Affaire Sarkoleaks ou le respect de la vie privée

Le tribunal de grande instance de Paris saisi en référé a ordonné le 14 mars dernier au journal Atlantico de retirer de son site les enregistrements entre Nicolas Sarkozy et son ancien conseiller Patrick Buisson diffusés sur son site internet.

Par Antoine Cheron le 02 Avril 2014

L’ancien conseiller présidentiel a également été condamné sur le fondement de l’atteinte à la vie privée à verser une provision de 10.000 euros de dommages-intérêts au couple Bruni-Sarkozy.

Pour mémoire, Patrick Buisson, ancien conseiller du président de la République Nicolas Sarkozy, avait enregistré de nombreuses conversations téléphoniques entre lui et ce dernier. Ses enregistrements lui ayant été volés, certains passages ont été diffusés dans la presse.
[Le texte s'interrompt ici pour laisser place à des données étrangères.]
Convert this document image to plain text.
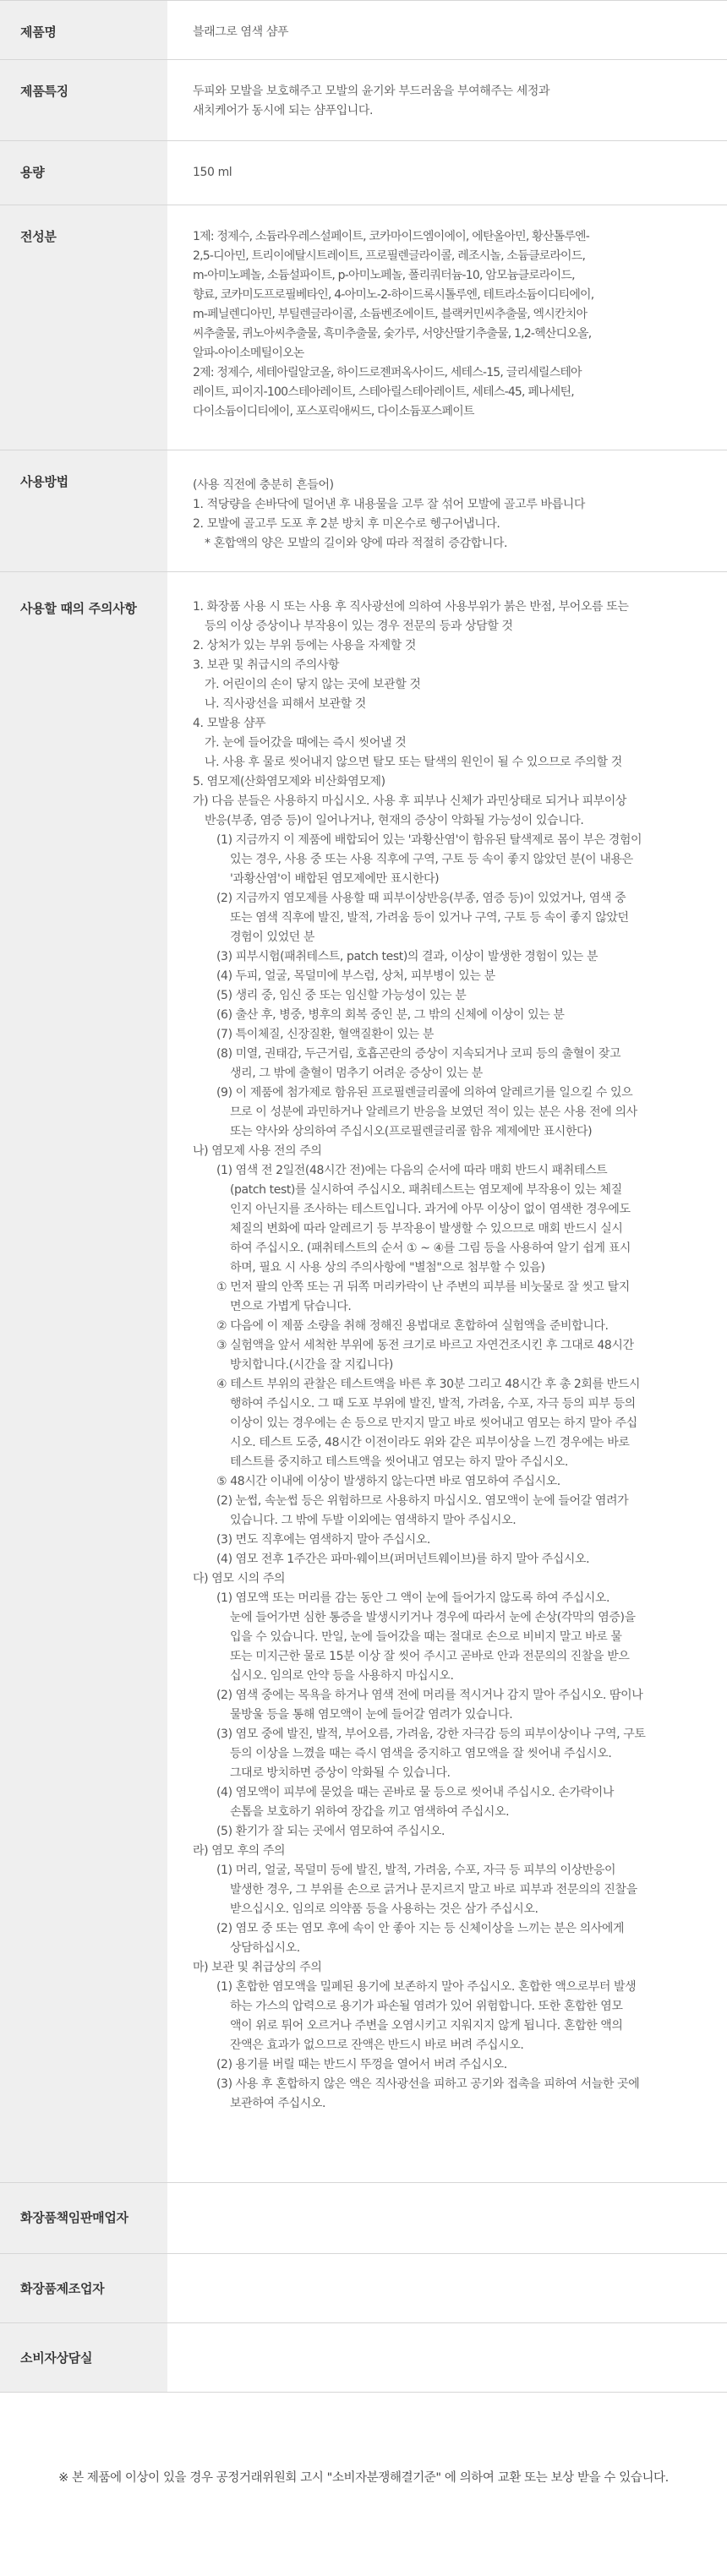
제품명	블래그로 염색 샴푸
제품특징	두피와 모발을 보호해주고 모발의 윤기와 부드러움을 부여해주는 세정과
새치케어가 동시에 되는 샴푸입니다.
용량	150 ml
전성분	1제: 정제수, 소듐라우레스설페이트, 코카마이드엠이에이, 에탄올아민, 황산톨루엔-
2,5-디아민, 트리이에탈시트레이트, 프로필렌글라이콜, 레조시놀, 소듐클로라이드,
m-아미노페놀, 소듐설파이트, p-아미노페놀, 폴리쿼터늄-10, 암모늄클로라이드,
향료, 코카미도프로필베타인, 4-아미노-2-하이드록시톨루엔, 테트라소듐이디티에이,
m-페닐렌디아민, 부틸렌글라이콜, 소듐벤조에이트, 블랙커민씨추출물, 엑시칸치아
씨추출물, 퀴노아씨추출물, 흑미추출물, 숯가루, 서양산딸기추출물, 1,2-헥산디오올,
알파-아이소메틸이오논
2제: 정제수, 세테아릴알코올, 하이드로젠퍼옥사이드, 세테스-15, 글리세릴스테아
레이트, 피이지-100스테아레이트, 스테아릴스테아레이트, 세테스-45, 페나세틴,
다이소듐이디티에이, 포스포릭애씨드, 다이소듐포스페이트
사용방법	(사용 직전에 충분히 흔들어)
1. 적당량을 손바닥에 덜어낸 후 내용물을 고루 잘 섞어 모발에 골고루 바릅니다
2. 모발에 골고루 도포 후 2분 방치 후 미온수로 헹구어냅니다.
* 혼합액의 양은 모발의 길이와 양에 따라 적절히 증감합니다.
사용할 때의 주의사항	1. 화장품 사용 시 또는 사용 후 직사광선에 의하여 사용부위가 붉은 반점, 부어오름 또는
등의 이상 증상이나 부작용이 있는 경우 전문의 등과 상담할 것
2. 상처가 있는 부위 등에는 사용을 자제할 것
3. 보관 및 취급시의 주의사항
가. 어린이의 손이 닿지 않는 곳에 보관할 것
나. 직사광선을 피해서 보관할 것
4. 모발용 샴푸
가. 눈에 들어갔을 때에는 즉시 씻어낼 것
나. 사용 후 물로 씻어내지 않으면 탈모 또는 탈색의 원인이 될 수 있으므로 주의할 것
5. 염모제(산화염모제와 비산화염모제)
가) 다음 분들은 사용하지 마십시오. 사용 후 피부나 신체가 과민상태로 되거나 피부이상
반응(부종, 염증 등)이 일어나거나, 현재의 증상이 악화될 가능성이 있습니다.
(1) 지금까지 이 제품에 배합되어 있는 '과황산염'이 함유된 탈색제로 몸이 부은 경험이
있는 경우, 사용 중 또는 사용 직후에 구역, 구토 등 속이 좋지 않았던 분(이 내용은
'과황산염'이 배합된 염모제에만 표시한다)
(2) 지금까지 염모제를 사용할 때 피부이상반응(부종, 염증 등)이 있었거나, 염색 중
또는 염색 직후에 발진, 발적, 가려움 등이 있거나 구역, 구토 등 속이 좋지 않았던
경험이 있었던 분
(3) 피부시험(패취테스트, patch test)의 결과, 이상이 발생한 경험이 있는 분
(4) 두피, 얼굴, 목덜미에 부스럼, 상처, 피부병이 있는 분
(5) 생리 중, 임신 중 또는 임신할 가능성이 있는 분
(6) 출산 후, 병중, 병후의 회복 중인 분, 그 밖의 신체에 이상이 있는 분
(7) 특이체질, 신장질환, 혈액질환이 있는 분
(8) 미열, 권태감, 두근거림, 호흡곤란의 증상이 지속되거나 코피 등의 출혈이 잦고
생리, 그 밖에 출혈이 멈추기 어려운 증상이 있는 분
(9) 이 제품에 첨가제로 함유된 프로필렌글리콜에 의하여 알레르기를 일으킬 수 있으
므로 이 성분에 과민하거나 알레르기 반응을 보였던 적이 있는 분은 사용 전에 의사
또는 약사와 상의하여 주십시오(프로필렌글리콜 함유 제제에만 표시한다)
나) 염모제 사용 전의 주의
(1) 염색 전 2일전(48시간 전)에는 다음의 순서에 따라 매회 반드시 패취테스트
(patch test)를 실시하여 주십시오. 패취테스트는 염모제에 부작용이 있는 체질
인지 아닌지를 조사하는 테스트입니다. 과거에 아무 이상이 없이 염색한 경우에도
체질의 변화에 따라 알레르기 등 부작용이 발생할 수 있으므로 매회 반드시 실시
하여 주십시오. (패취테스트의 순서 ① ~ ④를 그림 등을 사용하여 알기 쉽게 표시
하며, 필요 시 사용 상의 주의사항에 "별첨"으로 첨부할 수 있음)
① 먼저 팔의 안쪽 또는 귀 뒤쪽 머리카락이 난 주변의 피부를 비눗물로 잘 씻고 탈지
면으로 가볍게 닦습니다.
② 다음에 이 제품 소량을 취해 정해진 용법대로 혼합하여 실험액을 준비합니다.
③ 실험액을 앞서 세척한 부위에 동전 크기로 바르고 자연건조시킨 후 그대로 48시간
방치합니다.(시간을 잘 지킵니다)
④ 테스트 부위의 관찰은 테스트액을 바른 후 30분 그리고 48시간 후 총 2회를 반드시
행하여 주십시오. 그 때 도포 부위에 발진, 발적, 가려움, 수포, 자극 등의 피부 등의
이상이 있는 경우에는 손 등으로 만지지 말고 바로 씻어내고 염모는 하지 말아 주십
시오. 테스트 도중, 48시간 이전이라도 위와 같은 피부이상을 느낀 경우에는 바로
테스트를 중지하고 테스트액을 씻어내고 염모는 하지 말아 주십시오.
⑤ 48시간 이내에 이상이 발생하지 않는다면 바로 염모하여 주십시오.
(2) 눈썹, 속눈썹 등은 위험하므로 사용하지 마십시오. 염모액이 눈에 들어갈 염려가
있습니다. 그 밖에 두발 이외에는 염색하지 말아 주십시오.
(3) 면도 직후에는 염색하지 말아 주십시오.
(4) 염모 전후 1주간은 파마·웨이브(퍼머넌트웨이브)를 하지 말아 주십시오.
다) 염모 시의 주의
(1) 염모액 또는 머리를 감는 동안 그 액이 눈에 들어가지 않도록 하여 주십시오.
눈에 들어가면 심한 통증을 발생시키거나 경우에 따라서 눈에 손상(각막의 염증)을
입을 수 있습니다. 만일, 눈에 들어갔을 때는 절대로 손으로 비비지 말고 바로 물
또는 미지근한 물로 15분 이상 잘 씻어 주시고 곧바로 안과 전문의의 진찰을 받으
십시오. 임의로 안약 등을 사용하지 마십시오.
(2) 염색 중에는 목욕을 하거나 염색 전에 머리를 적시거나 감지 말아 주십시오. 땀이나
물방울 등을 통해 염모액이 눈에 들어갈 염려가 있습니다.
(3) 염모 중에 발진, 발적, 부어오름, 가려움, 강한 자극감 등의 피부이상이나 구역, 구토
등의 이상을 느꼈을 때는 즉시 염색을 중지하고 염모액을 잘 씻어내 주십시오.
그대로 방치하면 증상이 악화될 수 있습니다.
(4) 염모액이 피부에 묻었을 때는 곧바로 물 등으로 씻어내 주십시오. 손가락이나
손톱을 보호하기 위하여 장갑을 끼고 염색하여 주십시오.
(5) 환기가 잘 되는 곳에서 염모하여 주십시오.
라) 염모 후의 주의
(1) 머리, 얼굴, 목덜미 등에 발진, 발적, 가려움, 수포, 자극 등 피부의 이상반응이
발생한 경우, 그 부위를 손으로 긁거나 문지르지 말고 바로 피부과 전문의의 진찰을
받으십시오. 임의로 의약품 등을 사용하는 것은 삼가 주십시오.
(2) 염모 중 또는 염모 후에 속이 안 좋아 지는 등 신체이상을 느끼는 분은 의사에게
상담하십시오.
마) 보관 및 취급상의 주의
(1) 혼합한 염모액을 밀폐된 용기에 보존하지 말아 주십시오. 혼합한 액으로부터 발생
하는 가스의 압력으로 용기가 파손될 염려가 있어 위험합니다. 또한 혼합한 염모
액이 위로 튀어 오르거나 주변을 오염시키고 지워지지 않게 됩니다. 혼합한 액의
잔액은 효과가 없으므로 잔액은 반드시 바로 버려 주십시오.
(2) 용기를 버릴 때는 반드시 뚜껑을 열어서 버려 주십시오.
(3) 사용 후 혼합하지 않은 액은 직사광선을 피하고 공기와 접촉을 피하여 서늘한 곳에
보관하여 주십시오.
화장품책임판매업자
화장품제조업자
소비자상담실
※ 본 제품에 이상이 있을 경우 공정거래위원회 고시 "소비자분쟁해결기준" 에 의하여 교환 또는 보상 받을 수 있습니다.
Sans précisément justifier la provenance de ces enregistrements conformément à la loi du 29 juillet 1881 qui protège le secret des sources journalistiques, le journal Atlantico a diffusé dans la presse certaines conversations issues de ces enregistrements téléphoniques.

L’ancien couple président a alors saisi le juge des référés de Paris afin qu’il ordonne le retrait des conversations publiées sur son site et qu’il condamne Patrick Buisson à leur verser une provision au titre des dommages-intérêts, lequel a fait droit à leurs demandes.

Classiquement, les demandeurs invoquaient la violation du droit au respect de leur vie privée, garantit notamment par l’article 9 du code civil et l’article 8 de la Convention EDH.

Dans la présente affaire, le juge des référés se prononce en faveur du respect de la vie privée. Cette solution doit être approuvée puisque la captation des conversations téléphoniques à l’insu de la personne comme la diffusion de ces contenus sont des atteintes au droit fondamental du respect de la vie privée et sont, à ce titre, condamnables.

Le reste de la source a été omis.